SKIRMISHES fought on Central Queensland mine sites between BHP Billiton and the coal miners' union have been highlighted by chairman Jac Nasser as a sign Australia was losing its international edge.
Mr Nasser used his speech to the Australian Institute of Company Directors on Wednesday to focus on hurdles facing an apparently unstoppable mining boom.
He said he felt the power of unions did not line up with the level of membership which often falls at about 15%, although the Construction, Forestry, Mining and Energy Union would be one of the exceptions to that rule.

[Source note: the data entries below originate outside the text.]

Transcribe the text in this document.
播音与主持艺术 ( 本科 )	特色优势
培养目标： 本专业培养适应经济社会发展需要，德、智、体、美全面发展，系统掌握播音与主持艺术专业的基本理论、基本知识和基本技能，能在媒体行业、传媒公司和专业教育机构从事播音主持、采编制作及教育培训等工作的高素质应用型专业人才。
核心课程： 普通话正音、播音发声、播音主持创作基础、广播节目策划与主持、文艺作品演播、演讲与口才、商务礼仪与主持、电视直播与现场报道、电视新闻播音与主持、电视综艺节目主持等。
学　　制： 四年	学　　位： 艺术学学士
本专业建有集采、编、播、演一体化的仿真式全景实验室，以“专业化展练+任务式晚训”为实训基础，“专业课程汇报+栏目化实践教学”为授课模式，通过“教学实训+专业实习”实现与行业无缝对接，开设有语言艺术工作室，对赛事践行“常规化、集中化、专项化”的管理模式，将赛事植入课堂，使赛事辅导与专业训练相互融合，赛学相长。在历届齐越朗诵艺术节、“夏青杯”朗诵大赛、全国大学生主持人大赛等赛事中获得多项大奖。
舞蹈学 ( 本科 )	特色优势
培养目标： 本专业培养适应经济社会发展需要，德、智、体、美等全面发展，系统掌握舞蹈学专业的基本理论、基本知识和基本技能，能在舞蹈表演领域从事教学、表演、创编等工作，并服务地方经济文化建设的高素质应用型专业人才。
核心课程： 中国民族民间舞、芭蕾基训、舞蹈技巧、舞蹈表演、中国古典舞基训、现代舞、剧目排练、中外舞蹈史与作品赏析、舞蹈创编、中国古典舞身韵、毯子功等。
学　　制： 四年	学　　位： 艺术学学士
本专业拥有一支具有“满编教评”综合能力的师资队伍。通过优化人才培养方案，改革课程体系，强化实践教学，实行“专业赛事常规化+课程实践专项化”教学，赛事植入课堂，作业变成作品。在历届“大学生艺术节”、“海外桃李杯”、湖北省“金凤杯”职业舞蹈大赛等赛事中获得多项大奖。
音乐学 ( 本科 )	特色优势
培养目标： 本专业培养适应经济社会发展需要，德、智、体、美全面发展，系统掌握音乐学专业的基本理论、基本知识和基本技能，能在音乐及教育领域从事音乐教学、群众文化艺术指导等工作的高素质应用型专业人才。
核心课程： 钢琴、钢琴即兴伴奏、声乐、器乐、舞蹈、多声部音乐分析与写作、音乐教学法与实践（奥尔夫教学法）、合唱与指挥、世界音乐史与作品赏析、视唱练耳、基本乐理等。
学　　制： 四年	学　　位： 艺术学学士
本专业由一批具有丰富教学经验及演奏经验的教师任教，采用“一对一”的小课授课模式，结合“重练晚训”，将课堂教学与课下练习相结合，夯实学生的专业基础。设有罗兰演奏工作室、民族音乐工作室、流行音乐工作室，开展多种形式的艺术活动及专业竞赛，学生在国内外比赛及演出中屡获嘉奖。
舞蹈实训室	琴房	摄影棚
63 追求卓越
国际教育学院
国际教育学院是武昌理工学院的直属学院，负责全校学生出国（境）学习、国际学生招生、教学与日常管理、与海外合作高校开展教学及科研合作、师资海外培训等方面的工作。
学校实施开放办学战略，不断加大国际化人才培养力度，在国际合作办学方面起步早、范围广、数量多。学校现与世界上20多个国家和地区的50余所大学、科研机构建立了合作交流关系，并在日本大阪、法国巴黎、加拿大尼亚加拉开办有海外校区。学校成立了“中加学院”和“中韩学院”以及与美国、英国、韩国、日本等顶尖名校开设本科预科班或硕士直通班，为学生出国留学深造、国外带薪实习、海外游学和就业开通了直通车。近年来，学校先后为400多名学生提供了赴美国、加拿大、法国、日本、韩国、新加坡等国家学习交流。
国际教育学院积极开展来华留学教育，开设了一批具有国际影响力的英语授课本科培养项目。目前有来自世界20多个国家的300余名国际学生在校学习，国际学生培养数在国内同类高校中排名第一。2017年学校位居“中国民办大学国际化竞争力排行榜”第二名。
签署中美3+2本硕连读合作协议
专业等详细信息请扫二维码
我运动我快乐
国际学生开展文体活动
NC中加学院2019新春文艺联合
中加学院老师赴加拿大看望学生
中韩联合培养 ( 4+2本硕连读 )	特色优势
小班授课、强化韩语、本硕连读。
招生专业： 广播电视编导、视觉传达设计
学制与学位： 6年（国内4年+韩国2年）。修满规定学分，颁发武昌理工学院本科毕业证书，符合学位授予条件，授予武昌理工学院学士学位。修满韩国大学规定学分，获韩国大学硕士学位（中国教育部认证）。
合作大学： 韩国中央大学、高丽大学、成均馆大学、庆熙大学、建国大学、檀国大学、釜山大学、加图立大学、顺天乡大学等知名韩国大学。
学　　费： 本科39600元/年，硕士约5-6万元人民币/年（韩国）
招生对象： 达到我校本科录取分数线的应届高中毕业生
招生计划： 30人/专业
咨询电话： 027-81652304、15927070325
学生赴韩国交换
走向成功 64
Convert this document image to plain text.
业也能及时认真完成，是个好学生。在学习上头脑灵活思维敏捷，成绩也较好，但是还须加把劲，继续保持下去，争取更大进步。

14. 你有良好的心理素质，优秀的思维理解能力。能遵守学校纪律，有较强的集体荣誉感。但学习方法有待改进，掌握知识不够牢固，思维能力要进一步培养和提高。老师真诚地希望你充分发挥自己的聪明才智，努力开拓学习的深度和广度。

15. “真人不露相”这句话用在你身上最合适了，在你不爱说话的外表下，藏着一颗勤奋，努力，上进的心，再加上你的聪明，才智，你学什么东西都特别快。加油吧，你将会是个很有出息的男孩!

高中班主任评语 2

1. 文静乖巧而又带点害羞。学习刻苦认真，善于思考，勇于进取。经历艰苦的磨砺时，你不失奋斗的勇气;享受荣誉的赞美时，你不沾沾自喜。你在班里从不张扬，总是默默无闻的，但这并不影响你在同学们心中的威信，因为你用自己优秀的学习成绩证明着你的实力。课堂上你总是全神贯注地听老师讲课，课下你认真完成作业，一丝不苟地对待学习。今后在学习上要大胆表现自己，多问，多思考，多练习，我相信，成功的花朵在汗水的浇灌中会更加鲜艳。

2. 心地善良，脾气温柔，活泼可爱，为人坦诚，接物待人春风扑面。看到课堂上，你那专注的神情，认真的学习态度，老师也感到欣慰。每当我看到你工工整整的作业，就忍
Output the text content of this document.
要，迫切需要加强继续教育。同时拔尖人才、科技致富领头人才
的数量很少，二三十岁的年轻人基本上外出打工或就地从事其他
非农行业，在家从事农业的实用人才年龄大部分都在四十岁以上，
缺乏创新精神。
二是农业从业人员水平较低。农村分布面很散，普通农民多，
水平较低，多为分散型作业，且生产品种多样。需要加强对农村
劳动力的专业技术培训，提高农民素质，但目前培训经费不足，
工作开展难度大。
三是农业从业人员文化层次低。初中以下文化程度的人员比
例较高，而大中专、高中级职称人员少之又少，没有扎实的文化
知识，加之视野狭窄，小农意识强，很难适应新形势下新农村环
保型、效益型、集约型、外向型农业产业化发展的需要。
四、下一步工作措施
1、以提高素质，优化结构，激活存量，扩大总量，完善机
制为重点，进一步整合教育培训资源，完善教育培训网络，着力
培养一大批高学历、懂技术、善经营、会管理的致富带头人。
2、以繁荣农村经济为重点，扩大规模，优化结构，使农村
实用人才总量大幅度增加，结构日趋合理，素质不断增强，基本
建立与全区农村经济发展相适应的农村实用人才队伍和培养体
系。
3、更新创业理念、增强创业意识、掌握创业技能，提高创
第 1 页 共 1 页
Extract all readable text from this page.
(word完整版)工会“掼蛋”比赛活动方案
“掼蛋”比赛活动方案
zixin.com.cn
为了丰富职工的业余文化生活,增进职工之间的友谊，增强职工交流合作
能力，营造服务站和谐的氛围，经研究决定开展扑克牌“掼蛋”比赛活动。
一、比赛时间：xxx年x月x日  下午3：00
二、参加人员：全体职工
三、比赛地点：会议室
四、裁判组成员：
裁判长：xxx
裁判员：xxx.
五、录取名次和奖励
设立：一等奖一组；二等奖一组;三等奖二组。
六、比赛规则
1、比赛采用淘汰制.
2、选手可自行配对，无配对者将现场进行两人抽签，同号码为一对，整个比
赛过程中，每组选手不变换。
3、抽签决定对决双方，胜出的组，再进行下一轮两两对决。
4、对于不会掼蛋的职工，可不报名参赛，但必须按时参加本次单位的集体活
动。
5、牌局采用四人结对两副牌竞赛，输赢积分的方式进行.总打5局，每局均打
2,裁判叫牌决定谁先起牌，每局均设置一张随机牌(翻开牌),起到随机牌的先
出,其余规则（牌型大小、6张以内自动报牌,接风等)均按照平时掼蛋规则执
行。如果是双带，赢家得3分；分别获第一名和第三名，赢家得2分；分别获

In the past 12 months, he said the BHP Billiton Mitsubishi Alliance, which owns seven mines in the Bowen Basin, faced thousands of lost work hours due to union action.
"Let me give you an example. Over the last year, in our Queensland coal business alone, we have faced 3200 incidents of industrial action," he said.
"We have received more than 1000 notices of intention to take industrial action, then approximately 500 notices withdrawing that action given on less than 25 hours notice.
"Restrictive labour regulations have quickly become one of the most problematic factors for doing business in Australia."
The CFMEU has been battling BHP Billiton's coal arm for 16 months during an enterprise bargaining dispute.
"BHP Billiton respects the role of unions in the industrial relations landscape," Mr Nasser said.
"But it is important to have a cooperative framework within which to engage employees who choose union representation."